Members of the community came out with their walking shoes on Monday afternoon to join the Newtown Florist Club’s 39th annual March for Peace, Unity and Justice to honor Martin Luther King Jr.

"It’s something that helps you remember this glorious day," said Julian Woodford, 15, who marched for the first time with his grandfather. "He fought for us. I want to remember."

The group met at the SunTrust Bank at the corner of E.E. Butler Parkway and Washington Street and began the march with songs and words of prayer and encouragement.

Armed with banners and signs, the group marched more than two miles through town to the Butler Community Center.

The crowd of more than 100 people was made up of those old enough to remember King’s speeches and those too young to walk on their own.

"This generational passing of the baton is what’s represented," said Rose Johnson-Mackey, one of the march’s organizers. "We have all these young people who weren’t alive during the civil rights movement. They’re still here."

Many at the event said celebrating King on the eve of President-elect Barack Obama’s inauguration was meaningful.

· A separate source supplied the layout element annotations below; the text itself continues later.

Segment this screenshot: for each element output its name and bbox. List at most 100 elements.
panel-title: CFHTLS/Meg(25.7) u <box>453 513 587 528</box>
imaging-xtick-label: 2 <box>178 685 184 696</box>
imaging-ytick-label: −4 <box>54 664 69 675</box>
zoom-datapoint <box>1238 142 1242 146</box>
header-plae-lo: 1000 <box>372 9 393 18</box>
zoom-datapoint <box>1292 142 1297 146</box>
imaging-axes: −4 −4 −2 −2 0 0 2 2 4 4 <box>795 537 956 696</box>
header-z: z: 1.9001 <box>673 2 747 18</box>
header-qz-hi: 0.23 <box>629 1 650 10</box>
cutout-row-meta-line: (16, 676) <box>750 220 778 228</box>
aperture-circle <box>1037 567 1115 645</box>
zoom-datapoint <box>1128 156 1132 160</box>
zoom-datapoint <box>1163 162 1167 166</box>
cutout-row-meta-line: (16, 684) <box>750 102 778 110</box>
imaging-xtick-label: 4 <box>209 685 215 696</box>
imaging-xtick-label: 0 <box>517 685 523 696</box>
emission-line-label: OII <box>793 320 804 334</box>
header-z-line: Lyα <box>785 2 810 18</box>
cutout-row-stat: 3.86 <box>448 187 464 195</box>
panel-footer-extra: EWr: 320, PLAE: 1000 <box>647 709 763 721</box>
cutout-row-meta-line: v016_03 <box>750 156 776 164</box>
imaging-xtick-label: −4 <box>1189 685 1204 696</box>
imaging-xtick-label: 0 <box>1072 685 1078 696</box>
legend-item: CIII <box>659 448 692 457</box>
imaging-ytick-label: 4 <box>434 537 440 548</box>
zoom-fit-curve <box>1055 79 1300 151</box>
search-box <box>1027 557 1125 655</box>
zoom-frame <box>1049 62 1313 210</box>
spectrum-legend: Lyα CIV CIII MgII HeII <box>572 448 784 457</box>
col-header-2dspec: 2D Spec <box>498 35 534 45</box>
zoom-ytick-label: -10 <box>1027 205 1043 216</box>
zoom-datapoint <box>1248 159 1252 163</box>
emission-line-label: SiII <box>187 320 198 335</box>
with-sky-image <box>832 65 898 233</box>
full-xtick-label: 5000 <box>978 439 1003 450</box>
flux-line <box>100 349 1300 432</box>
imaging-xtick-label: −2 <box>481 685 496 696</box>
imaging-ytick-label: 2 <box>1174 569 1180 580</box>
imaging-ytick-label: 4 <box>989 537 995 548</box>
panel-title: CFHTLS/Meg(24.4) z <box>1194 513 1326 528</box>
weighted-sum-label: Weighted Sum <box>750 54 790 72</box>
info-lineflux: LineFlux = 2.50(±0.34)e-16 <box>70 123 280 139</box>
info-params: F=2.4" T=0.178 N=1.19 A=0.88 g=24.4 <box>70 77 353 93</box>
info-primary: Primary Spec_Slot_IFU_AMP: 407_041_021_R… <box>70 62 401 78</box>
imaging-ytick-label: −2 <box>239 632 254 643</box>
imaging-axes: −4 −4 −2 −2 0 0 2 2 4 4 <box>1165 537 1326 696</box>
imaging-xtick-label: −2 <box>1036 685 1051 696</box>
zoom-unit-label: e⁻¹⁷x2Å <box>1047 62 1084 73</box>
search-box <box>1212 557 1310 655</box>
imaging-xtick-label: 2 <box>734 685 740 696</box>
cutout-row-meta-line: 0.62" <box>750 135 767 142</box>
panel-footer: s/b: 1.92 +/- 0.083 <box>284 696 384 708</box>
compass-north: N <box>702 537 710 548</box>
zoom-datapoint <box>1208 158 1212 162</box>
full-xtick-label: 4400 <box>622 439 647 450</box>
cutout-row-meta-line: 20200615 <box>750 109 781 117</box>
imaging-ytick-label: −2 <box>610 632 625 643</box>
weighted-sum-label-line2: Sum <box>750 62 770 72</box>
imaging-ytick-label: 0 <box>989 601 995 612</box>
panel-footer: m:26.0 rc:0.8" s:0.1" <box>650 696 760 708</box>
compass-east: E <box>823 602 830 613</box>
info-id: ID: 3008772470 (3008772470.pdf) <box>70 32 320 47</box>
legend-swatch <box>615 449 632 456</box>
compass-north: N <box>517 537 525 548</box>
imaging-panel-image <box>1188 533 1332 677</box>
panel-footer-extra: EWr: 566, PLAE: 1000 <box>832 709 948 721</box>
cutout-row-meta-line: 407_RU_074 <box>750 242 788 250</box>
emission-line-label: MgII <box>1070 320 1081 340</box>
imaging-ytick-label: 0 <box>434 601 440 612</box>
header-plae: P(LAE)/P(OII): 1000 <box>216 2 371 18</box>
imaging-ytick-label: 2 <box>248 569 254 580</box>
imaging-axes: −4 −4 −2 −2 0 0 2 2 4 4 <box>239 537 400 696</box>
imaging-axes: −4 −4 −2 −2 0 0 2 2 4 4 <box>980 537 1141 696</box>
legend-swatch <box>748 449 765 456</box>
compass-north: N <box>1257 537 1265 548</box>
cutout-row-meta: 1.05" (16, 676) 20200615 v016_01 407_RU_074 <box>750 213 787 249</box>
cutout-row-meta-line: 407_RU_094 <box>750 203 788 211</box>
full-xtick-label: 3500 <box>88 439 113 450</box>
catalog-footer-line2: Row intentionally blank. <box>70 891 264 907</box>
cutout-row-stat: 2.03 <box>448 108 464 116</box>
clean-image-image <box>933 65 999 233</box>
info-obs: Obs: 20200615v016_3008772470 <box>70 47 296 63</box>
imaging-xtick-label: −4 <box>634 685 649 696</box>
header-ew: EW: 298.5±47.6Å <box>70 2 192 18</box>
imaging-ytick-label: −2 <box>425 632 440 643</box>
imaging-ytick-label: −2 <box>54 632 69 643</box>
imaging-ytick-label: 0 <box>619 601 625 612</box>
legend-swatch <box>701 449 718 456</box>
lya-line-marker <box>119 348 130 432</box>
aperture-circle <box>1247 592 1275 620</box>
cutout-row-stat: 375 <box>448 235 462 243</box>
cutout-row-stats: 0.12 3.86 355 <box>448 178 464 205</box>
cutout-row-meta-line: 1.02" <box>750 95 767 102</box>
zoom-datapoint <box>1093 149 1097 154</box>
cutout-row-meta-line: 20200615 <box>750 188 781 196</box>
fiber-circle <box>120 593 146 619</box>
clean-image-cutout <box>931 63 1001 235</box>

"I’m walking for the cause, to prepare myself for tomorrow," said Laverne Moore. "We’re finally seeing a point where our walking’s paying off."

Tara Bordes, who attended the march for the first time since 1998, said Martin Luther King Jr. Day was especially important to her this year.

"A lot of things Martin Luther King would talk about are things Barack talks about," Bordes said.

Others, like Bobby Langston, have attended the march for years and feel it’s important to distinguish King’s day from inauguration day.

"This is Martin Luther King Day. Barack Obama is tomorrow," Langston said.

Johnson-Mackey said she was happy to see so many people come out to the march to celebrate what has been achieved in the years since King died.

"We understand the depth of the moment," said Johnson-Mackey. "We’re still marching to keep a dream alive."